In 2006, Carlson commemorated the 95th anniversary of Jan Kašpar’s 100km flight from Pardubice to Prague. “I departed Pardubice during the airshow and flew the Blériot to Prague, landing on the horse racing track. My scarf came loose after five or ten minutes. There was no way to tighten it in-flight as you can’t take both hands off the stick, it’s too unstable for that. I flew for an hour and 20 minutes with my head tilted to one side and my chin pinning the scarf to my chest.

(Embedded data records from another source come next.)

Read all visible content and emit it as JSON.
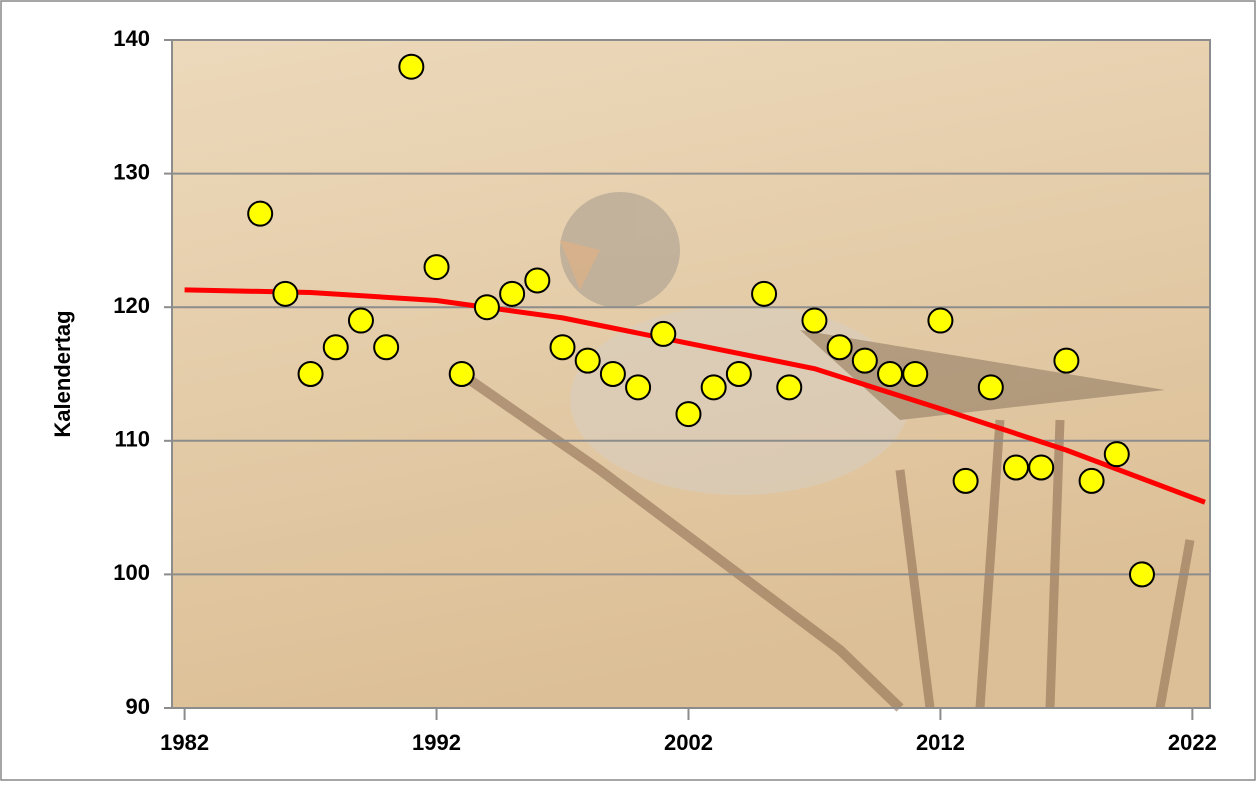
{
  "chart_data": {
    "type": "scatter",
    "y_label": "Kalendertag",
    "xlim": [
      1981.5,
      2022.7
    ],
    "xticks": [
      1982,
      1992,
      2002,
      2012,
      2022
    ],
    "ylim": [
      90,
      140
    ],
    "yticks": [
      90,
      100,
      110,
      120,
      130,
      140
    ],
    "grid": true,
    "series": [
      {
        "style": "marker",
        "color": "#ffff00",
        "x": [
          1985,
          1986,
          1987,
          1988,
          1989,
          1990,
          1991,
          1992,
          1993,
          1994,
          1995,
          1996,
          1997,
          1998,
          1999,
          2000,
          2001,
          2002,
          2003,
          2004,
          2005,
          2006,
          2007,
          2008,
          2009,
          2010,
          2011,
          2012,
          2013,
          2014,
          2015,
          2016,
          2017,
          2018,
          2019,
          2020
        ],
        "values": [
          127,
          121,
          115,
          117,
          119,
          117,
          138,
          123,
          115,
          120,
          121,
          122,
          117,
          116,
          115,
          114,
          118,
          112,
          114,
          115,
          121,
          114,
          119,
          117,
          116,
          115,
          115,
          119,
          107,
          114,
          108,
          108,
          116,
          107,
          109,
          100
        ]
      },
      {
        "style": "line",
        "color": "#ff0000",
        "x": [
          1982,
          1987,
          1992,
          1997,
          2002,
          2007,
          2012,
          2017,
          2022.5
        ],
        "values": [
          121.3,
          121.1,
          120.5,
          119.2,
          117.3,
          115.4,
          112.4,
          109.3,
          105.4
        ]
      }
    ]
  }
}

The flight took longer than I expected and after 90 minutes in the air, I ended up landing in near darkness at twilight, with the race course lit by car headlights to guide me in. I was absolutely frozen when I landed and literally had to be lifted out of the aeroplane. They dragged me into the bar and warmed me up with a pitcher of Cognac!

“Those flights were eye-opening,” he reflects, “and gave me even greater appreciation of the pioneers who flew Blériots over a century ago. What sticks with me is the photograph of Louis Blériot before his Channel flight. Look at his face. There is no smile there, it does not look like someone about to set off on an exciting record breaking flight. It’s the face of death – a man who knows he’s not going to make it. No one expected him to make it. Then he went and did it, and he will be remembered forever. Jorge Chavez crossed the Alps in his Blériot [in 1910], but crashed at the very end of the flight and died. Harriet Quimby [the first woman to cross the English Channel solo, and the first licensed female pilot in the USA] was killed when her Blériot pitched forward and she was thrown from the aircraft.

“Not all of the pioneers made it”, Carlson muses. “Many of them pushed the Blériot to do amazing things and set records that no one could have imagined even a year before. I have been lucky to have completed some anniversary flights under blue skies and sun with no wind, but they were a true challenge even with decades of Blériot experience. In time I have learned you fly only when the weather is calm – early morning or late evening are ideal. Never fly in a crosswind. Keep your thought process ten seconds ahead of the aircraft at all times. Never turn in the climb, as you might not have the airspeed to continue. Never dive with full power or bank steeply close to the ground – you might not be able to recover. Don’t paint yourself into a corner by flying towards obstructions, as a lack of power or a downdraught might mean you cannot turn or climb to clear them. Always fly over open ground. Always search for the maximum rpm and have an escape route – you cannot glide if you lose the engine.”



It’s an almost breathless précis; lessons learned from three decades’ Blériot XI experience. “Do all of these things, and the Blériot will still be the worst aircraft you will ever fly. You could fly it for 30 years and most of the flights will not be fun. But after the flight you have the huge satisfaction of knowing you’ve flown an authentic first generation aeroplane that is a pioneering design dating back over 110 years.”